Use breast thickness, not density, to guide imaging radiation dose

3 minute read


New Australian research has outlined the first radiation reference levels for digital breast tomosynthesis mammography.


Compressed breast thickness – not breast density – is more closely associated with radiation dose in breast imaging, new research suggests.

Digital breast tomosynthesis mammography is the recommended diagnostic imaging approach for people with a higher risk of developing breast cancer or who are already showing symptoms of breast cancer.

However, there are no national guidelines that set out the amount of radiation that should be used in this imaging technique.

As a first step to establishing diagnostic reference levels for DBT, a team of Victorian radiographers identified that the radiation dose used in DBT was closely related to compressed breast thickness – with thicker breasts receiving higher radiation doses. Their findings were published in the Journal of Medical Radiation Sciences.

“We know breast tissue is particularly radiosensitive. Tracking the radiation dose patients receive during DBT scans is really important for quality assurance and patient safety,” mammographer and board director of the Australian Society for Medical Imaging and Radiation Therapy Bianca Magill told media.

“This research represents the first step towards diagnostic reference levels. More studies contributing further data and analysis will lead to important standards in Australian mammography.”

The researchers analysed data from over 9000 mammographic images collected between November 2019 and December 2022. The cohort of included patients undergoing DBT during this timeframe ranged from 29 to 90 years, with a median age of 59 years.

The majority of patients were classified as having scatted fibroglandular tissue or heterogeneously dense breasts (categories B and C on the Breast Image-Reporting and Data System density classification; approximately one third of the entire cohort each).
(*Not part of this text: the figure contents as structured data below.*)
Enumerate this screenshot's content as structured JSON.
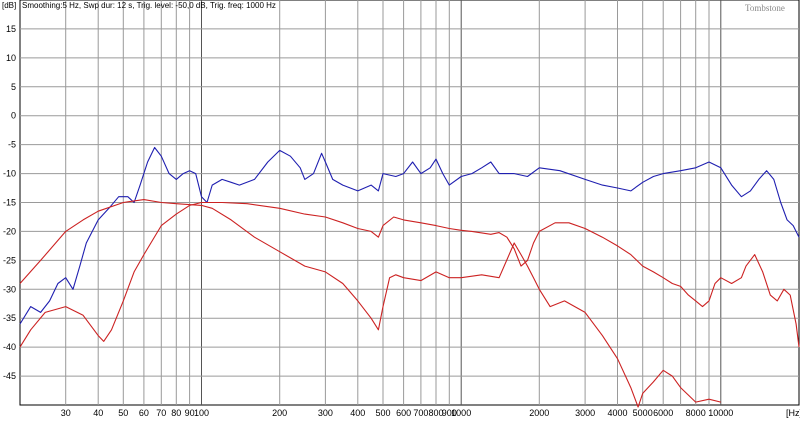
{
  "header": {
    "info": "Smoothing:5 Hz, Swp dur: 12 s, Trig. level: -50,0 dB, Trig. freq: 1000 Hz",
    "brand": "Tombstone"
  },
  "chart_data": {
    "type": "line",
    "xscale": "log",
    "ylabel": "[dB]",
    "xlabel": "[Hz]",
    "xlim": [
      20,
      20000
    ],
    "ylim": [
      -50,
      20
    ],
    "grid": true,
    "legend": "none",
    "x_tick_labels": [
      {
        "v": 30,
        "t": "30"
      },
      {
        "v": 40,
        "t": "40"
      },
      {
        "v": 50,
        "t": "50"
      },
      {
        "v": 60,
        "t": "60"
      },
      {
        "v": 70,
        "t": "70"
      },
      {
        "v": 80,
        "t": "80"
      },
      {
        "v": 90,
        "t": "90"
      },
      {
        "v": 100,
        "t": "100"
      },
      {
        "v": 200,
        "t": "200"
      },
      {
        "v": 300,
        "t": "300"
      },
      {
        "v": 400,
        "t": "400"
      },
      {
        "v": 500,
        "t": "500"
      },
      {
        "v": 600,
        "t": "600"
      },
      {
        "v": 700,
        "t": "700"
      },
      {
        "v": 800,
        "t": "800"
      },
      {
        "v": 900,
        "t": "900"
      },
      {
        "v": 1000,
        "t": "1000"
      },
      {
        "v": 2000,
        "t": "2000"
      },
      {
        "v": 3000,
        "t": "3000"
      },
      {
        "v": 4000,
        "t": "4000"
      },
      {
        "v": 5000,
        "t": "5000"
      },
      {
        "v": 6000,
        "t": "6000"
      },
      {
        "v": 8000,
        "t": "8000"
      },
      {
        "v": 10000,
        "t": "10000"
      }
    ],
    "y_tick_labels": [
      {
        "v": 15,
        "t": "15"
      },
      {
        "v": 10,
        "t": "10"
      },
      {
        "v": 5,
        "t": "5"
      },
      {
        "v": 0,
        "t": "0"
      },
      {
        "v": -5,
        "t": "-5"
      },
      {
        "v": -10,
        "t": "-10"
      },
      {
        "v": -15,
        "t": "-15"
      },
      {
        "v": -20,
        "t": "-20"
      },
      {
        "v": -25,
        "t": "-25"
      },
      {
        "v": -30,
        "t": "-30"
      },
      {
        "v": -35,
        "t": "-35"
      },
      {
        "v": -40,
        "t": "-40"
      },
      {
        "v": -45,
        "t": "-45"
      }
    ],
    "series": [
      {
        "color": "#1f1fb0",
        "points": [
          [
            20,
            -36
          ],
          [
            22,
            -33
          ],
          [
            24,
            -34
          ],
          [
            26,
            -32
          ],
          [
            28,
            -29
          ],
          [
            30,
            -28
          ],
          [
            32,
            -30
          ],
          [
            34,
            -26
          ],
          [
            36,
            -22
          ],
          [
            40,
            -18
          ],
          [
            44,
            -16
          ],
          [
            48,
            -14
          ],
          [
            52,
            -14
          ],
          [
            55,
            -15
          ],
          [
            58,
            -12
          ],
          [
            62,
            -8
          ],
          [
            66,
            -5.5
          ],
          [
            70,
            -7
          ],
          [
            75,
            -10
          ],
          [
            80,
            -11
          ],
          [
            85,
            -10
          ],
          [
            90,
            -9.5
          ],
          [
            95,
            -10
          ],
          [
            100,
            -14
          ],
          [
            105,
            -15
          ],
          [
            110,
            -12
          ],
          [
            120,
            -11
          ],
          [
            130,
            -11.5
          ],
          [
            140,
            -12
          ],
          [
            160,
            -11
          ],
          [
            180,
            -8
          ],
          [
            200,
            -6
          ],
          [
            220,
            -7
          ],
          [
            240,
            -9
          ],
          [
            250,
            -11
          ],
          [
            270,
            -10
          ],
          [
            290,
            -6.5
          ],
          [
            300,
            -8
          ],
          [
            320,
            -11
          ],
          [
            350,
            -12
          ],
          [
            400,
            -13
          ],
          [
            450,
            -12
          ],
          [
            480,
            -13
          ],
          [
            500,
            -10
          ],
          [
            560,
            -10.5
          ],
          [
            600,
            -10
          ],
          [
            650,
            -8
          ],
          [
            700,
            -10
          ],
          [
            760,
            -9
          ],
          [
            800,
            -7.5
          ],
          [
            850,
            -10
          ],
          [
            900,
            -12
          ],
          [
            1000,
            -10.5
          ],
          [
            1100,
            -10
          ],
          [
            1200,
            -9
          ],
          [
            1300,
            -8
          ],
          [
            1400,
            -10
          ],
          [
            1600,
            -10
          ],
          [
            1800,
            -10.5
          ],
          [
            2000,
            -9
          ],
          [
            2400,
            -9.5
          ],
          [
            3000,
            -11
          ],
          [
            3500,
            -12
          ],
          [
            4000,
            -12.5
          ],
          [
            4500,
            -13
          ],
          [
            5000,
            -11.5
          ],
          [
            5500,
            -10.5
          ],
          [
            6000,
            -10
          ],
          [
            7000,
            -9.5
          ],
          [
            8000,
            -9
          ],
          [
            9000,
            -8
          ],
          [
            10000,
            -9
          ],
          [
            11000,
            -12
          ],
          [
            12000,
            -14
          ],
          [
            13000,
            -13
          ],
          [
            14000,
            -11
          ],
          [
            15000,
            -9.5
          ],
          [
            16000,
            -11
          ],
          [
            17000,
            -15
          ],
          [
            18000,
            -18
          ],
          [
            19000,
            -19
          ],
          [
            20000,
            -21
          ]
        ]
      },
      {
        "color": "#cc2222",
        "points": [
          [
            20,
            -29
          ],
          [
            24,
            -25
          ],
          [
            30,
            -20
          ],
          [
            35,
            -18
          ],
          [
            40,
            -16.5
          ],
          [
            50,
            -15
          ],
          [
            60,
            -14.5
          ],
          [
            70,
            -15
          ],
          [
            80,
            -15.2
          ],
          [
            100,
            -15.5
          ],
          [
            110,
            -16
          ],
          [
            130,
            -18
          ],
          [
            160,
            -21
          ],
          [
            200,
            -23.5
          ],
          [
            250,
            -26
          ],
          [
            300,
            -27
          ],
          [
            350,
            -29
          ],
          [
            400,
            -32
          ],
          [
            450,
            -35
          ],
          [
            480,
            -37
          ],
          [
            500,
            -33
          ],
          [
            530,
            -28
          ],
          [
            560,
            -27.5
          ],
          [
            600,
            -28
          ],
          [
            700,
            -28.5
          ],
          [
            800,
            -27
          ],
          [
            900,
            -28
          ],
          [
            1000,
            -28
          ],
          [
            1200,
            -27.5
          ],
          [
            1400,
            -28
          ],
          [
            1600,
            -22
          ],
          [
            1700,
            -24
          ],
          [
            1800,
            -26
          ],
          [
            1900,
            -28
          ],
          [
            2000,
            -30
          ],
          [
            2200,
            -33
          ],
          [
            2500,
            -32
          ],
          [
            3000,
            -34
          ],
          [
            3500,
            -38
          ],
          [
            4000,
            -42
          ],
          [
            4500,
            -47
          ],
          [
            4800,
            -52
          ],
          [
            5000,
            -48
          ],
          [
            5500,
            -46
          ],
          [
            6000,
            -44
          ],
          [
            6500,
            -45
          ],
          [
            7000,
            -47
          ],
          [
            8000,
            -49.5
          ],
          [
            9000,
            -49
          ],
          [
            10000,
            -49.5
          ]
        ]
      },
      {
        "color": "#cc2222",
        "points": [
          [
            20,
            -40
          ],
          [
            22,
            -37
          ],
          [
            25,
            -34
          ],
          [
            30,
            -33
          ],
          [
            35,
            -34.5
          ],
          [
            40,
            -38
          ],
          [
            42,
            -39
          ],
          [
            45,
            -37
          ],
          [
            50,
            -32
          ],
          [
            55,
            -27
          ],
          [
            60,
            -24
          ],
          [
            70,
            -19
          ],
          [
            80,
            -17
          ],
          [
            90,
            -15.5
          ],
          [
            100,
            -15
          ],
          [
            120,
            -15
          ],
          [
            150,
            -15.2
          ],
          [
            200,
            -16
          ],
          [
            250,
            -17
          ],
          [
            300,
            -17.5
          ],
          [
            350,
            -18.5
          ],
          [
            400,
            -19.5
          ],
          [
            450,
            -20
          ],
          [
            480,
            -21
          ],
          [
            500,
            -19
          ],
          [
            550,
            -17.5
          ],
          [
            600,
            -18
          ],
          [
            700,
            -18.5
          ],
          [
            800,
            -19
          ],
          [
            900,
            -19.5
          ],
          [
            1000,
            -19.8
          ],
          [
            1100,
            -20
          ],
          [
            1300,
            -20.5
          ],
          [
            1400,
            -20.2
          ],
          [
            1500,
            -21
          ],
          [
            1600,
            -23
          ],
          [
            1700,
            -26
          ],
          [
            1800,
            -25
          ],
          [
            1900,
            -22
          ],
          [
            2000,
            -20
          ],
          [
            2300,
            -18.5
          ],
          [
            2600,
            -18.5
          ],
          [
            3000,
            -19.5
          ],
          [
            3500,
            -21
          ],
          [
            4000,
            -22.5
          ],
          [
            4500,
            -24
          ],
          [
            5000,
            -26
          ],
          [
            5500,
            -27
          ],
          [
            6000,
            -28
          ],
          [
            6500,
            -29
          ],
          [
            7000,
            -29.5
          ],
          [
            7500,
            -31
          ],
          [
            8000,
            -32
          ],
          [
            8500,
            -33
          ],
          [
            9000,
            -32
          ],
          [
            9500,
            -29
          ],
          [
            10000,
            -28
          ],
          [
            11000,
            -29
          ],
          [
            12000,
            -28
          ],
          [
            12500,
            -26
          ],
          [
            13500,
            -24
          ],
          [
            14500,
            -27
          ],
          [
            15500,
            -31
          ],
          [
            16500,
            -32
          ],
          [
            17500,
            -30
          ],
          [
            18500,
            -31
          ],
          [
            19500,
            -36
          ],
          [
            20000,
            -40
          ]
        ]
      }
    ]
  }
}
The patients were split between density A (almost entirely fatty) and density D (extremely dense).

The level of radiation used for each image varied between 0.72 and 5.94mGy (median average glandular dose 2.23mGy). Regardless of how dense the patients’ breast was, the average glandular radiation dose displayed a strong positive correlation with compressed breast thickness, with higher radiation doses associated with thicker breasts.

Patients were divided into one of four groups based on their compressed breast thickness, and local diagnostic reference levels were established from the median and 75th percentile of the radiation doses delivered during DBT for each patient.

The radiation dose benchmarks for each compressed breast thickness group were: 1.5mGy for 13-49mm, 2.70mGy for 50-74mm, 3.90mGy for 75-99mm, and 4.70mGy for 100-118mm.

“The correlation between average glandular dose and compressed breast thickness implies that the thickness to which the mammographer compresses the breast tissue is an important factor to determine average glandular dose,” the researchers wrote.

“For any given thickness, optimal compression will result in a shorter exposure time and equalisation of breast thickness which may reduce breast dose. Compression force applied during a DBT examination is operator and patient dependent, which impacts CBT and ultimately dose.

“This patient-based study will serve to assist in creating simple local diagnostic reference level guidelines and values for a range of compressed breast thicknesses for Australians to optimise DBT procedures.”

DBT is a different type of mammography that uses 3D imaging, unlike breast cancer screening which typically uses 2D imaging. An x-ray tube moves in an arc around the breast and uses a small dose of ionising radiation to image the breast tissue.

Diagnostic reference levels – which provide an idea of whether the amount of radiation administered during a routine medical procedure is abnormally high or low – are published by the Australian Radiation Protection and Nuclear Safety Agency in Australia.

Reference levels exist for other diagnostic imaging approaches, such as CT/PET scans, nuclear imaging and coronary angiography.